What the ODNI declassification actually shows
The ODNI press release and the slide packet make a straightforward claim: U.S. government funding and support were tied to more than 120 biological laboratories in over 30 countries, and the slides list over 40 labs in Ukraine that were “built and supported.” The slides name contractors, even cite per‑lab figures in some cases, and list pathogens of concern — anthrax, tularemia, tuberculosis, MERS, SARS, Marburg, Ebola, Lassa, plague, Rickettsia, and others. Those are not sugarcoated words in a rumor mill; they are text on declassified slides approved for public release.

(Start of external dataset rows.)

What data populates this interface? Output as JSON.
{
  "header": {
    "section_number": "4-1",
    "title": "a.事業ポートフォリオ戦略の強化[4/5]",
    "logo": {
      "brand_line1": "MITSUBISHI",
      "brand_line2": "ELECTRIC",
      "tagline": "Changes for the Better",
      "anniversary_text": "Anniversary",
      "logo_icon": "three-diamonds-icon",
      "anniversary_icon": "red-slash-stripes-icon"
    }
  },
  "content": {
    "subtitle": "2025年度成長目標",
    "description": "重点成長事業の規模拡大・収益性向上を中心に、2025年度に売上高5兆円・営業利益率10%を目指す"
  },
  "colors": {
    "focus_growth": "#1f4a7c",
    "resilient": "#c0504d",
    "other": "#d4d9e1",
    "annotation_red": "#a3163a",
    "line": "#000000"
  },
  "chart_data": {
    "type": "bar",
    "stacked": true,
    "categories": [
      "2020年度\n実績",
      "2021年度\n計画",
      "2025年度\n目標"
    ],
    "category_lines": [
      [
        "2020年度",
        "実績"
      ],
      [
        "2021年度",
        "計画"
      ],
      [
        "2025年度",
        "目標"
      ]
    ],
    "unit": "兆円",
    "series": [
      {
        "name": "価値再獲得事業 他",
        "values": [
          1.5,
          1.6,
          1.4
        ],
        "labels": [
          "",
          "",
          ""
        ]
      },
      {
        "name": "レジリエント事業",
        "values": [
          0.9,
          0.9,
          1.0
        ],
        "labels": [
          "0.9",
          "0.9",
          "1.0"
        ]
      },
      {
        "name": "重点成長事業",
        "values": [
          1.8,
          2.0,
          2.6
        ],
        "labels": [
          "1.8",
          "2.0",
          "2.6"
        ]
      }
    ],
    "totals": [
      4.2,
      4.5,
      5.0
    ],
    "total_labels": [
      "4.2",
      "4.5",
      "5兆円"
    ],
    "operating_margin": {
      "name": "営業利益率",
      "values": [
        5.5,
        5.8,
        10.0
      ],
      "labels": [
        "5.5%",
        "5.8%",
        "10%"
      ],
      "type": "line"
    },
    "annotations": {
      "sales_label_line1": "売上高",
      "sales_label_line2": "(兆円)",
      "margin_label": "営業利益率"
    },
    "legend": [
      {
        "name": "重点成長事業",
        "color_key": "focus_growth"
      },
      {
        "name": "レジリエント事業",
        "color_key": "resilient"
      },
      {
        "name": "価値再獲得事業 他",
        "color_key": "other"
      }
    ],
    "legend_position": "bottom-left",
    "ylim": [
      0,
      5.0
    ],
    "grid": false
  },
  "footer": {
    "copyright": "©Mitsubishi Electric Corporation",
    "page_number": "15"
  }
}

Why the establishment is squealing — and why that matters
Notice how quickly some officials and pundits reverted to the old line: “That’s Kremlin propaganda.” Funny — the documents aren’t from a Russian state outlet. They came from the Office of the Director of National Intelligence, rolled out with a public press release. If the professional class was so sure two years ago, why is a DNI now clearing slides that say otherwise? This isn’t just about politics. It’s about trust. We deserve answers about who paid for what, why certain pathogens were listed, and whether any of the work went beyond diagnostics and public‑health surveillance.
Not proof of a bioweapons program — but big unresolved questions
Let’s be clear: funding a lab or providing training and equipment does not automatically equal a biological‑weapons program. Longstanding U.S. threat‑reduction and bioengagement programs have helped upgrade partner-country labs for diagnostics and biosurveillance for decades. Ukraine’s health and foreign ministries insist the labs were civilian and focused on public‑health work, and experts rightly note that the slides don’t, by themselves, prove illicit activity. But the slides raise real, narrow questions that cannot be waved away with cheap labels. Why were specific pathogens listed? Which contractors did what? Do the contracts include experimental protocols or just equipment and training? Those are factual questions that deserve straight answers.
What should happen next — transparency and oversight, not spin
Start with the basics: publish the underlying contracts, grant records, and lab protocols tied to the facilities named. Congress should demand full briefings and, if necessary, launch oversight hearings. The IGs at relevant agencies should get copies and examine whether rules were followed. Independent scientific reviewers should assess whether the work described was consistent with routine diagnostics and biosurveillance or something else. We can all agree on one thing — secrecy breeds suspicion. If this was all aboveboard, then release the paperwork and shut down the conspiracy talk. If not, hold people accountable. Either path is better than dodging questions while the public pays the tab and worries about risks.